CardioLearn: A Cloud Deep Learning Service for Cardiac Disease Detection from Electrocardiogram
This addresses the need for accessible cardiac disease detection tools for individuals without training data or computational resources, though it is incremental as it builds on existing deep learning methods.
The authors tackled the problem of cardiac disease detection from electrocardiograms by developing CardioLearn, a cloud deep learning service that provides an out-of-the-box solution, including a portable smart hardware device and mobile app for real-time detection.

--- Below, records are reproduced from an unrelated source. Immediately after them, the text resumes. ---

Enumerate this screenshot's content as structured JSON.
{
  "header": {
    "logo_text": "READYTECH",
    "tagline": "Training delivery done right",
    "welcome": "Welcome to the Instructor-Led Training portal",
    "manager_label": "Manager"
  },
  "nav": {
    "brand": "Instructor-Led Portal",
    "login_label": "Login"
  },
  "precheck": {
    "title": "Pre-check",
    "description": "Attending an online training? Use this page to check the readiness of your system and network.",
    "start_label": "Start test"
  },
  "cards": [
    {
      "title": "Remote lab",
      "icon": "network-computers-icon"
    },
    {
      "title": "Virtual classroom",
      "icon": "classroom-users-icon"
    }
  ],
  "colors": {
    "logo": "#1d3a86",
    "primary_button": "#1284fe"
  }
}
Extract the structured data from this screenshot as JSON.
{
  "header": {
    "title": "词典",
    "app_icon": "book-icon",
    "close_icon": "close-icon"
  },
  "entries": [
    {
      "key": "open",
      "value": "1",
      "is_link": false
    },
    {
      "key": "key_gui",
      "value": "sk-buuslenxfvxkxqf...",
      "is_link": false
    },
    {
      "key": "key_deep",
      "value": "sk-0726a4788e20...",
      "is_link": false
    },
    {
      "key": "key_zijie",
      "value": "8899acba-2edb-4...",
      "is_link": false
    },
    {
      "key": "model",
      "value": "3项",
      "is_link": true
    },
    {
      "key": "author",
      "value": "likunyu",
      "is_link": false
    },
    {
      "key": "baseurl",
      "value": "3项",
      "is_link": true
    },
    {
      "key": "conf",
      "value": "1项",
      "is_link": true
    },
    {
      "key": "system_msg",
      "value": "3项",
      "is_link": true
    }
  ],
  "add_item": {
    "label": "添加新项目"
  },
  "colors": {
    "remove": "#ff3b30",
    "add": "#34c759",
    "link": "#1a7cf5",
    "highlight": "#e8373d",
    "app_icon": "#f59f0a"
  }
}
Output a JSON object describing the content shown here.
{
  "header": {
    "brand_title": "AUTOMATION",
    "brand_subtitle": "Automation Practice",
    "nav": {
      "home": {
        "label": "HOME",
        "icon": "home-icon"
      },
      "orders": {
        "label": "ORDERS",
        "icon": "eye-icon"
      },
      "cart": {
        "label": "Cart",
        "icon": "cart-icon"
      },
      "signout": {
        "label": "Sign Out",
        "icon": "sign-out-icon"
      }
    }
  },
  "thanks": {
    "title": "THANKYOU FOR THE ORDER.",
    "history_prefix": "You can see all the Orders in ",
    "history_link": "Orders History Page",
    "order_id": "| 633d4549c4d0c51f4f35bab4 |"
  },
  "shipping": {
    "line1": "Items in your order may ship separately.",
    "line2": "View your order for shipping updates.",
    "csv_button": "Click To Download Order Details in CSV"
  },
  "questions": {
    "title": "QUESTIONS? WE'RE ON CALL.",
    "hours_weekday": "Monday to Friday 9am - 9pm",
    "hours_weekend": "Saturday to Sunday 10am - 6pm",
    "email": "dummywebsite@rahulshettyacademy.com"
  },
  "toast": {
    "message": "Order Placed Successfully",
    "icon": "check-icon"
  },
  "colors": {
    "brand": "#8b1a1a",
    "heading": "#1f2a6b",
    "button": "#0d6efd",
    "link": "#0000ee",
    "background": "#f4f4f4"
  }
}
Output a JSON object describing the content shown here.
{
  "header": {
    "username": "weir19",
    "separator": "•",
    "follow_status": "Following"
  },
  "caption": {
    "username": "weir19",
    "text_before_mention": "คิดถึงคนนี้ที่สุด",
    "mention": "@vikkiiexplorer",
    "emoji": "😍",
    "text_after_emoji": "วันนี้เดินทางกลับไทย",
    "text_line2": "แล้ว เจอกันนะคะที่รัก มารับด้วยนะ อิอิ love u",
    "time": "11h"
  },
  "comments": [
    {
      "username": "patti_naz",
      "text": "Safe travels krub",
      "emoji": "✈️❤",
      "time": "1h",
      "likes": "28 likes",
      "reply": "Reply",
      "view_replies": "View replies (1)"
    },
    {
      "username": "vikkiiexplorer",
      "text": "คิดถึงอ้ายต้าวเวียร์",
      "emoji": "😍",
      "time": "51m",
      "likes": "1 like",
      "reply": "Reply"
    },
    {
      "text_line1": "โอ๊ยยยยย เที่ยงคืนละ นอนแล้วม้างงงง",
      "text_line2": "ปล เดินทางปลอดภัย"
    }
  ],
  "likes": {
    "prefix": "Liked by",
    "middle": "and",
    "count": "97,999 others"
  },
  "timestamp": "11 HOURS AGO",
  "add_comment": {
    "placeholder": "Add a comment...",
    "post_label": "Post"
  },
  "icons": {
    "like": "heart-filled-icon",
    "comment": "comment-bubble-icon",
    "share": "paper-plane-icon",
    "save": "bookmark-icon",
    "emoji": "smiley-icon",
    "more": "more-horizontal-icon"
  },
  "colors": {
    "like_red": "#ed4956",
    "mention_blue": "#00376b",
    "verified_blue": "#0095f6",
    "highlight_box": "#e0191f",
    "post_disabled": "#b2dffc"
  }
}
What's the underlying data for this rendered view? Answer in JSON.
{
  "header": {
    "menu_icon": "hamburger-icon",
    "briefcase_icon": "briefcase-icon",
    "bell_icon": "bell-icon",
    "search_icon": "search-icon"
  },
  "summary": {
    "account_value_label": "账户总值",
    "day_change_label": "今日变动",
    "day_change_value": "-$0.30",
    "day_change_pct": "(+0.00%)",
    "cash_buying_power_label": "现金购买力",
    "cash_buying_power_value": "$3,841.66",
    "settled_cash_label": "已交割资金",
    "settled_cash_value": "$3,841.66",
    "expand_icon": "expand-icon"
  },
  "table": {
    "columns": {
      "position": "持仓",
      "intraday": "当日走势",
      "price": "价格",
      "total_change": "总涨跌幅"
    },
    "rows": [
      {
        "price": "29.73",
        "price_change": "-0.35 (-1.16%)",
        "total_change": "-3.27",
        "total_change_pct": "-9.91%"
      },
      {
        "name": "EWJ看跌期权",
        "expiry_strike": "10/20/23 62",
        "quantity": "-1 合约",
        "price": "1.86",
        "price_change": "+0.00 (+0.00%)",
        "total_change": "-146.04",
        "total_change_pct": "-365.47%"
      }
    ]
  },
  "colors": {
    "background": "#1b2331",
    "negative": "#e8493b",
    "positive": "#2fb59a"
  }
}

Electrocardiogram (ECG) is one of the most convenient and non-invasive tools for monitoring peoples' heart condition, which can use for diagnosing a wide range of heart diseases, including Cardiac Arrhythmia, Acute Coronary Syndrome, et al. However, traditional ECG disease detection models show substantial rates of misdiagnosis due to the limitations of the abilities of extracted features. Recent deep learning methods have shown significant advantages, but they do not provide publicly available services for those who have no training data or computational resources. In this paper, we demonstrate our work on building, training, and serving such out-of-the-box cloud deep learning service for cardiac disease detection from ECG named CardioLearn. The analytic ability of any other ECG recording devices can be enhanced by connecting to the Internet and invoke our open API. As a practical example, we also design a portable smart hardware device along with an interactive mobile program, which can collect ECG and detect potential cardiac diseases anytime and anywhere.